The disclosure relates to coated particles and to methods for making and using the same. In particular, this disclosure relates to coated particles that are used as proppants or in gravel packs.
Coated and/or uncoated particles are often used as proppants to keep open fractures imposed by hydraulic fracturing upon a subterranean formation, e.g., an oil or gas bearing strata. Proppants are generally used to increase production of oil and/or gas by providing a conductive channel in the formation. Fracturing of the subterranean formation is conducted to increase oil and/or gas production. Fracturing is caused by injecting a viscous fracturing fluid or a foam at a high pressure (hereinafter injection pressure) into the well to form a fracture. As the fracture is formed, a particulate material, referred to as a “propping agent” or “proppant” is placed in the formation to maintain the fracture in a propped condition when the injection pressure is released. As the fracture forms, the proppants are carried into the fracture by suspending them in additional fluid or foam to fill the fracture with a slurry of proppant in the fluid or foam. Upon release of the pressure, the proppants form a pack that serves to hold open the fractures. The propped fracture thus provides a highly conductive channel in the formation. The degree of stimulation afforded by the hydraulic fracture treatment is largely dependent upon formation parameters, the fracture's permeability and the fracture's propped width.

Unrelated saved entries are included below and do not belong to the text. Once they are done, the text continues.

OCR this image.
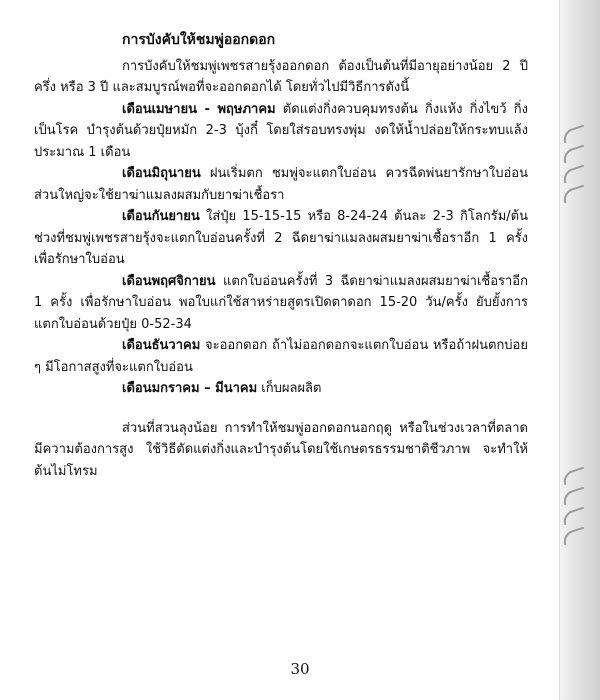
การบังคับให้ชมพู่ออกดอก

การบังคับให้ชมพู่เพชรสายรุ้งออกดอก ต้องเป็นต้นที่มีอายุอย่างน้อย 2 ปีครึ่ง หรือ 3 ปี และสมบูรณ์พอที่จะออกดอกได้ โดยทั่วไปมีวิธีการดังนี้

เดือนเมษายน - พฤษภาคม ตัดแต่งกิ่งควบคุมทรงต้น กิ่งแห้ง กิ่งไขว้ กิ่งเป็นโรค บำรุงต้นด้วยปุ๋ยหมัก 2-3 บุ้งกี๋ โดยใส่รอบทรงพุ่ม งดให้น้ำปล่อยให้กระทบแล้งประมาณ 1 เดือน

เดือนมิถุนายน ฝนเริ่มตก ชมพู่จะแตกใบอ่อน ควรฉีดพ่นยารักษาใบอ่อน ส่วนใหญ่จะใช้ยาฆ่าแมลงผสมกับยาฆ่าเชื้อรา

เดือนกันยายน ใส่ปุ๋ย 15-15-15 หรือ 8-24-24 ต้นละ 2-3 กิโลกรัม/ต้น ช่วงที่ชมพู่เพชรสายรุ้งจะแตกใบอ่อนครั้งที่ 2 ฉีดยาฆ่าแมลงผสมยาฆ่าเชื้อราอีก 1 ครั้ง เพื่อรักษาใบอ่อน

เดือนพฤศจิกายน แตกใบอ่อนครั้งที่ 3 ฉีดยาฆ่าแมลงผสมยาฆ่าเชื้อราอีก 1 ครั้ง เพื่อรักษาใบอ่อน พอใบแก่ใช้สาหร่ายสูตรเปิดตาดอก 15-20 วัน/ครั้ง ยับยั้งการแตกใบอ่อนด้วยปุ๋ย 0-52-34

เดือนธันวาคม จะออกดอก ถ้าไม่ออกดอกจะแตกใบอ่อน หรือถ้าฝนตกบ่อย ๆ มีโอกาสสูงที่จะแตกใบอ่อน

เดือนมกราคม – มีนาคม เก็บผลผลิต

ส่วนที่สวนลุงน้อย การทำให้ชมพู่ออกดอกนอกฤดู หรือในช่วงเวลาที่ตลาดมีความต้องการสูง ใช้วิธีตัดแต่งกิ่งและบำรุงต้นโดยใช้เกษตรธรรมชาติชีวภาพ จะทำให้ต้นไม่โทรม

30
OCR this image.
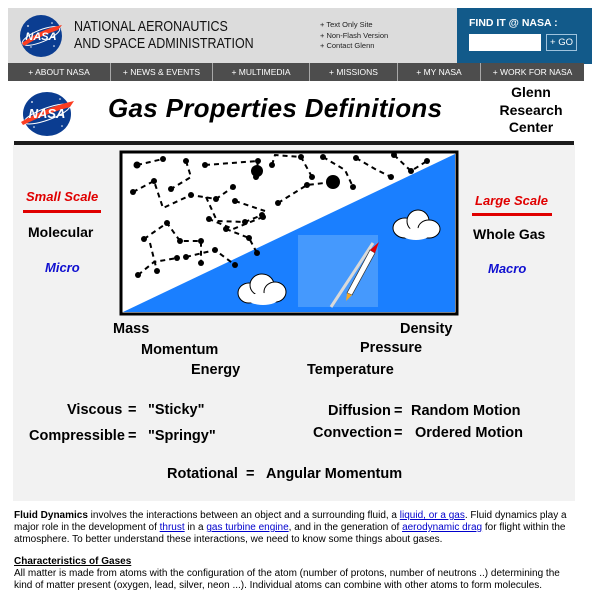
NASA
NATIONAL AERONAUTICS
AND SPACE ADMINISTRATION
+ Text Only Site
+ Non-Flash Version
+ Contact Glenn
FIND IT @ NASA :
+ GO
+ ABOUT NASA	+ NEWS & EVENTS	+ MULTIMEDIA	+ MISSIONS	+ MY NASA	+ WORK FOR NASA
NASA Gas Properties Definitions
Glenn
Research
Center
Small Scale
Molecular
Micro
Large Scale
Whole Gas
Macro
Mass
Momentum
Energy
Density
Pressure
Temperature
Viscous = "Sticky"
Compressible = "Springy"
Diffusion = Random Motion
Convection = Ordered Motion
Rotational = Angular Momentum

Fluid Dynamics involves the interactions between an object and a surrounding fluid, a liquid, or a gas. Fluid dynamics play a major role in the development of thrust in a gas turbine engine, and in the generation of aerodynamic drag for flight within the atmosphere. To better understand these interactions, we need to know some things about gases.

Characteristics of Gases
All matter is made from atoms with the configuration of the atom (number of protons, number of neutrons ..) determining the kind of matter present (oxygen, lead, silver, neon ...). Individual atoms can combine with other atoms to form molecules.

Coated and/or uncoated particles can also be used as gravel packs. An example of a well completion operation using a treating fluid that contains coated particulates is gravel packing. Gravel packing treatments are used to reduce the migration of unconsolidated formation sands into the well bore. In gravel packing operations, the particles suspended in a carrier fluid are pumped into a well bore in which the gravel pack is to be placed. The carrier fluid leaks off into the subterranean zone and/or is returned to the surface while the particles are left in the subterranean zone. The resultant gravel pack acts as a filter to separate formation sands from produced fluids while permitting the produced oil and/or gas to flow into the well bore.
Gravel pack operations generally involve placing a gravel pack screen in the well bore and packing the surrounding annulus between the screen and the well bore with the particles. The gravel pack screen is generally a type of filter assembly used to support and retain the particles placed during the gravel pack operation. A wide range of sizes and screen configurations are available to suit the characteristics of a particular well bore, the production fluid, and the subterranean formation sands. Such gravel packs may be used to stabilize the formation while causing minimal impairment to well productivity. The particles act to prevent formation sands from plugging the screen or migrating with the produced fluids, and the screen acts to prevent fines from being produced to the surface and out of the well.
In some situations the processes of hydraulic fracturing and gravel packing are combined into a single treatment to provide stimulated production and an annular gravel pack to reduce formation sand production. Such treatments are often referred to as “frac pack” operations. In some cases, the treatments are completed with a gravel pack screen assembly in place, and the hydraulic fracturing treatment being pumped through the annular space between the casing and screen. In such a situation, the hydraulic fracturing treatment usually ends in a screen out condition creating an annular gravel pack between the screen and casing. This allows both the hydraulic fracturing treatment and gravel pack to be placed in a single operation.
Particles that are used to prop fractures or in gravel packs generally comprise sand or sintered ceramic particles. The advantage of sand is that it is cheap. Its disadvantages are its relatively low strength (high crush values) and lower flow capacities than sintered ceramic particles. Sintered ceramic particles are also used as proppants or in gravel packs. The ceramic particles are disadvantageous in that the sintering is carried out at high temperatures, resulting in high energy costs. In addition, expensive raw materials are used. They have relatively high bulk densities of greater than 2 grams per cubic centimeter (g/cm3), and have abrasive properties that cause high wear in the pumps and lines used to introduce them into the drill hole.
It is therefore desirable to develop particles that can be used for hydraulic fracturing and/or gravel packs and are cost effective, have a density of less than 2 g/cm3, reduce the formation of fines, and can be easily manufactured.